Why was Pennsylvania relatively unscathed by foreclosures in 2008 while neighboring Ohio was hammered? A friend at a conference I recently attended pointed out the contrast. I don't know the answer, but it might be instructive.
What do you think Mickey was expecting here? Unions? The MSM? A bling-bling culture of dependency that had yet to be killed by Obama?
... Update: Thanks to Tom Maguire, who forwards a newspaper article and a summary of three Fed studies on the topic. Regulatory differences are suspected. ...
"Regulatory differences are suspected." Hmm ... bloodless phrasing there. I wonder if those differences are instructive?
Clicking through Mickey's links, one sees that Pennsylvania's success is due to:
(1) Pennsylvania more effectively regulating its mortgage brokers, while Ohio basically allowed lenders to go wild.

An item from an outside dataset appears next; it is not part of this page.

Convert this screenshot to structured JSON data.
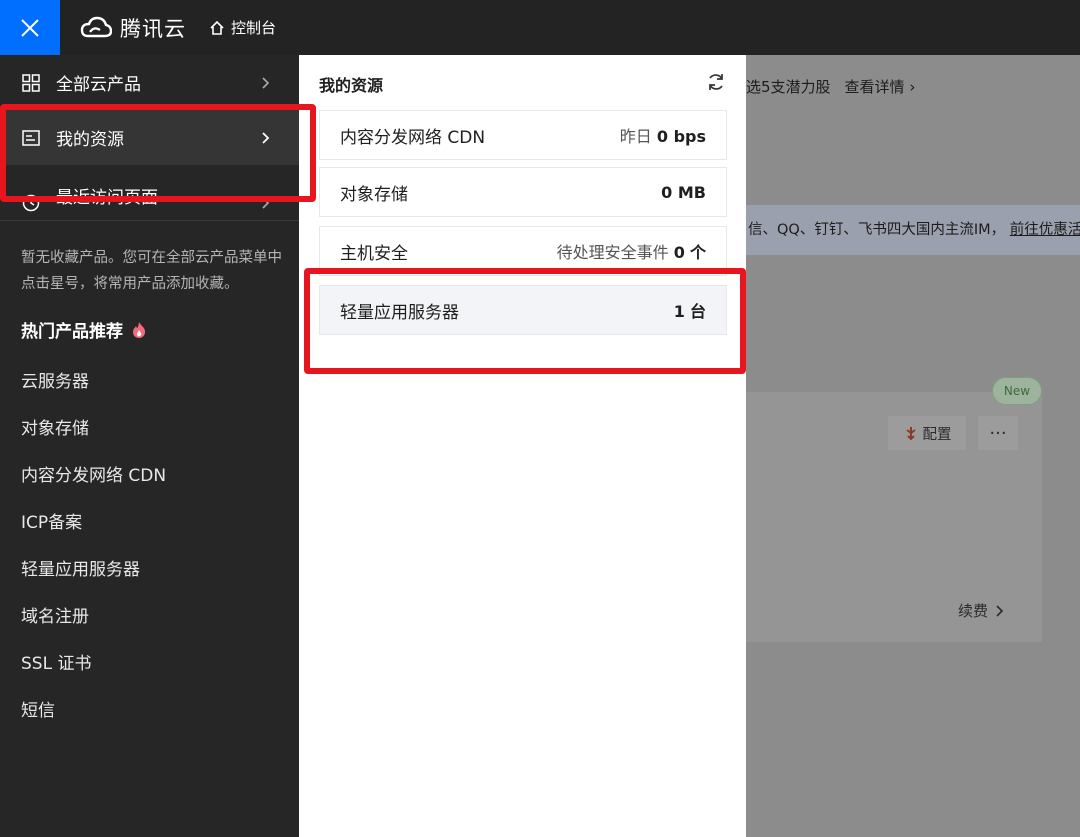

(2) An effort by a Pittsburgh community development group working for "economic justice" (Money Liberals!) to work within the Community Reinvestment Act (Naive Liberal Do-Gooders!) to make bank loans to minorities more scrupulous (Red Alert! All Hands to Kausfiles Battle Stations!).
So, while Mickey runs around blaming immigrants and liberals for the housing mess, it turns out that -- naturally, perfectly -- the way to avoid the crisis was a strong regulatory state and the local equivalent of the Center for Budget and Policy Priorities.
This person at this conference giving you ideas, Mickey? They are no friend to you.